Our results showed that the improvement in dynamic postural balance on injured limb was better at T24h and T30min compared with T1min. This result was only observed on injured limb, so it may be that the lower values on injured limb compared with non-injured one leave more room for improvement in postural balance. According to our results, postural balance improvements in post-core exercises were not observed in all static conditions, particularly with bipedal posture on a foam surface. This postural condition is too difficult, and as soccer players showed previously postural balance deficiencies in this condition8, the single session of core exercises may be not sufficient to significantly improve postural balance when standing on this surface.

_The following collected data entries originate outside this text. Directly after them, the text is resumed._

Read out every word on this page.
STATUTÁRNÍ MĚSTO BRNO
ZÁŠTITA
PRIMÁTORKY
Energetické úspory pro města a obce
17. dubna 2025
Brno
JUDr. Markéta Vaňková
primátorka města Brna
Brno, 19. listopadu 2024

Results showed a significant improvement in postural balance performance in these players, extending over 24 h. Therefore, trainers, coaches, and physical therapists could consider integrating core exercises into warm-up programs for soccer players with GP who need to maintain balance during training and competitive events. To align with the approach used by sports coaches and trainers, the integration of core exercises into the warm-up routine should be structured effectively. Given that warm-up sessions typically last 25–30 min and the core exercises in this study require 40 min, players should complete an extra 25 min of core exercises before joining their teammates for the scheduled pre-warm-up and warm-up sessions. The remaining 15 min should be incorporated into the pre-warm-up session. This recommendation is supported by our finding that postural balance improvements were more pronounced 30 min post-exercises. Such a delay indicates that core exercises require time to produce better effects on postural balance. This could enhance players’ stability following the pre-warm-up, allowing them to be optimally prepared for matches or training sessions. Besides, engaging in these exercises the day prior these events could further enhance postural balance on the subsequent day. Therefore, it is recommended to incorporate these exercises into pre-event routines to optimize preparation time and balance performance during training sessions and competitive matches in soccer players with GP.

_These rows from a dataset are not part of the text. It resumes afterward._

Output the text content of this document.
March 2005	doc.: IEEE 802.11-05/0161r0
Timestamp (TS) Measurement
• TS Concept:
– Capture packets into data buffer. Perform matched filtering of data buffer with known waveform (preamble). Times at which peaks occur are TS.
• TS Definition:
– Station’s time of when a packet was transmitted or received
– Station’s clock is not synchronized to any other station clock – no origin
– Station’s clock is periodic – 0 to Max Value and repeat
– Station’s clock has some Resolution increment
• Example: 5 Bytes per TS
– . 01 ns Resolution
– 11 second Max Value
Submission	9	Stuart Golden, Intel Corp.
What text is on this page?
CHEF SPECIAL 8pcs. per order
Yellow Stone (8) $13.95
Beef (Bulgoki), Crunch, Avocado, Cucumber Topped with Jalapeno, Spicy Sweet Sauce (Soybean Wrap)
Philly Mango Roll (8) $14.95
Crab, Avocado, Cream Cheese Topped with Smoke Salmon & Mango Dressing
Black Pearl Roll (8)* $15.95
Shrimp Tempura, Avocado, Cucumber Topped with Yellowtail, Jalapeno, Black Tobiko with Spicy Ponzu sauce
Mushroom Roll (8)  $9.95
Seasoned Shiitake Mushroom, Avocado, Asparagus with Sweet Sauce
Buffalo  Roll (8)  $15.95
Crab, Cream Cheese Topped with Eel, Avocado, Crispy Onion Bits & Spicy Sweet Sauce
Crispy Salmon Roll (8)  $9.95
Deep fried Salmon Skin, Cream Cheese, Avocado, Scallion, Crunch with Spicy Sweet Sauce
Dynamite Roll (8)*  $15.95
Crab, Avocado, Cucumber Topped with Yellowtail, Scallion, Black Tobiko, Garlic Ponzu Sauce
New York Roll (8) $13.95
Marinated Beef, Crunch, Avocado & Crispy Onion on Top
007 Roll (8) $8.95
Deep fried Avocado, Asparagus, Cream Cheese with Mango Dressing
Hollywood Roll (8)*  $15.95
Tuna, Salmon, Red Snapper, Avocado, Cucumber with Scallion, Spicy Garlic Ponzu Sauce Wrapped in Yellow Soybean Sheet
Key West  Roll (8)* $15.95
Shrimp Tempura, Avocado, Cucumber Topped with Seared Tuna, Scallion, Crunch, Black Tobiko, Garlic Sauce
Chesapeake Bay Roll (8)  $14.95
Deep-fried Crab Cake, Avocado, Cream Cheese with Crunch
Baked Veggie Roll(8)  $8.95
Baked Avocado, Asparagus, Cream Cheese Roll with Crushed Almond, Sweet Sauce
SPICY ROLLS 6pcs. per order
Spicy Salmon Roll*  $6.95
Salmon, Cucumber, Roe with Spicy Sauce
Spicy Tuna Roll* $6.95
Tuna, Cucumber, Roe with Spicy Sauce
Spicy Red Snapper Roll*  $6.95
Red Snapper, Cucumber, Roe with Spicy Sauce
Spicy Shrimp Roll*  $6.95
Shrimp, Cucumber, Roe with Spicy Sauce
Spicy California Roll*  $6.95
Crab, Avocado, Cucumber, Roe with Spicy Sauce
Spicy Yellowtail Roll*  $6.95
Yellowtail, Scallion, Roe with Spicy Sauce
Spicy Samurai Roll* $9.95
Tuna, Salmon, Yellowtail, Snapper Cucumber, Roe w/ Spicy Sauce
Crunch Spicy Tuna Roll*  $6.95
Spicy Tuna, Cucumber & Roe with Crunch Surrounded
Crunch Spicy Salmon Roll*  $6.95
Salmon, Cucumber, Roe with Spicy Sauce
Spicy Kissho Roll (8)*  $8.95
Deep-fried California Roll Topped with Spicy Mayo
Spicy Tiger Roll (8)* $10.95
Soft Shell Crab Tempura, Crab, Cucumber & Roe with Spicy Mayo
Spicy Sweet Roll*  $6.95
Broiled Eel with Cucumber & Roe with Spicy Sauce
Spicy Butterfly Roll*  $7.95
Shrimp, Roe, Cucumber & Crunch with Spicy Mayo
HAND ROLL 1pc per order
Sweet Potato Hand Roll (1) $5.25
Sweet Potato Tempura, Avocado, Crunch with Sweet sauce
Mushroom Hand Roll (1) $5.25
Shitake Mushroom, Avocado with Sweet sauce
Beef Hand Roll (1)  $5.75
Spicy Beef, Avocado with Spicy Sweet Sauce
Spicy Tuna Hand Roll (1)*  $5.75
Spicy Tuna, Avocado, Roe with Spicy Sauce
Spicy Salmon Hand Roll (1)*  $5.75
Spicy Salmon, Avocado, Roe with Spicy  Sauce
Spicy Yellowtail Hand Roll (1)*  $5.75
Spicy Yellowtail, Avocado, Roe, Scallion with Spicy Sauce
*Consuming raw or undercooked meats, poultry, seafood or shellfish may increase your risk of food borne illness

Some limitations of this study can be mentioned. Due to recruitment difficulties, the number of participants was too low to allocate them randomly in an experimental and a control group. The lack of a control group limits our ability to rule out the possibility that our positive outcomes were confounded by the potential learning effect following four times of testing. Future randomized clinical trials, with larger sample size, should be very useful for evaluating the efficacy of a single bout of core exercises on postural balance in soccer players with GP. Besides, it is interesting to track the effect of a single session over time (e.g. after one week). In addition, electromyography estimates of muscle activation could contribute to a better explanation of the results.

Conclusion

The current study indicated that a single session of core stability exercises improved static and dynamic postural balance in soccer players with GP 1 and 30 min after exercise, extending over 24 h. Consequently, it is recommended that these players perform 25 min of core exercises before joining their teammates for the scheduled pre-warm-up and warm-up sessions, with the remaining 15 min integrated into the pre-warm-up. Additionally, performing these exercises the day before training sessions and competitive matches may further enhance postural balance the following day.

Practical implications

  • Core exercises acutely improved static postural balance in soccer players with groin pain.

  • Dynamic postural balance also showed improvements after a single session of core exercises.

  • It is recommended to incorporate these exercises 25 min before the scheduled pre-warm-up and warm-up, with the remaining 15 min in the pre-warm-up.

  • Including them in pre-event routines optimizes preparation time and postural balance for training and matches the next day.